La Banque mondiale interrompt sine die son célébrissime Doing Business Report, incluant un classement (un Index ou DBI) des pays selon la facilité à y faire des affaires. Il faisait l’objet de controverses répétées. Certains pays, dont la Chine, s’en étaient plaints, évidemment pour remonter dans le classement, pas l’inverse. L’actuelle présidente du FMI, Kristalina Georgieva, est à présent sur la sellette pour avoir à l’époque été directrice générale de la Banque mondiale. Son poste à la tête du FMI est en jeu. Pourquoi en est-on arrivé là ? Que signifie un tel classement ? Faut-il regretter la disparition de l’indicateur ?

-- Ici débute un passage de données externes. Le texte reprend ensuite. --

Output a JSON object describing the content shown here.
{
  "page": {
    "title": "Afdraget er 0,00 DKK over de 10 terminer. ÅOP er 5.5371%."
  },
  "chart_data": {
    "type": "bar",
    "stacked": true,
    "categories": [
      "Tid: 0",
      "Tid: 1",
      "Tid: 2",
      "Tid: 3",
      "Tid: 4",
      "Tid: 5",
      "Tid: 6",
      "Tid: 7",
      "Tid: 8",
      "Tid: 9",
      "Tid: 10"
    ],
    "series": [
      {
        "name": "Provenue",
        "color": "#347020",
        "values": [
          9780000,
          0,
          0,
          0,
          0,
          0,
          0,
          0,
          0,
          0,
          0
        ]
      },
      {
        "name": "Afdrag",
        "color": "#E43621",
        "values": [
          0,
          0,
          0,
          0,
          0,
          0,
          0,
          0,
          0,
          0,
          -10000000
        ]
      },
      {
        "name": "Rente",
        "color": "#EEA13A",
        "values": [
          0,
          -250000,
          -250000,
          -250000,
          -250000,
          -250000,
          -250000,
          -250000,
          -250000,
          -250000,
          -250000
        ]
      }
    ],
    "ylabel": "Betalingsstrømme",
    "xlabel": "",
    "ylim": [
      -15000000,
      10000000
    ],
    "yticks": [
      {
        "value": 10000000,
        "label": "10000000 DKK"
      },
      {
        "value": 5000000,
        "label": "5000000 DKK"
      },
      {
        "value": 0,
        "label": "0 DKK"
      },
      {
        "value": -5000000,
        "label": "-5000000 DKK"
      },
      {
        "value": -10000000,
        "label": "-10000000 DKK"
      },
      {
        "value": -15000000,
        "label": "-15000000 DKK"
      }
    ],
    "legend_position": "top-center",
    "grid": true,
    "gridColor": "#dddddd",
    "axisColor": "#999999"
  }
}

Il y a deux volets dans ces interrogations. Le premier porte sur le sens à donner à « faire des affaires ». Si les salaires sont bas, s’il n’existe aucun syndicat, s’il n’y a pas d’impôts, etc., c’est probablement l’occasion de faire de bonnes affaires pour une entreprise qui s’implante dans le pays, mais est-ce faire des « affaires bonnes » ? Une approche plus inclusive dans la gestion du pays et de ses entreprises peut permettre un meilleur développement sur la durée, et donc à son tour de meilleures affaires.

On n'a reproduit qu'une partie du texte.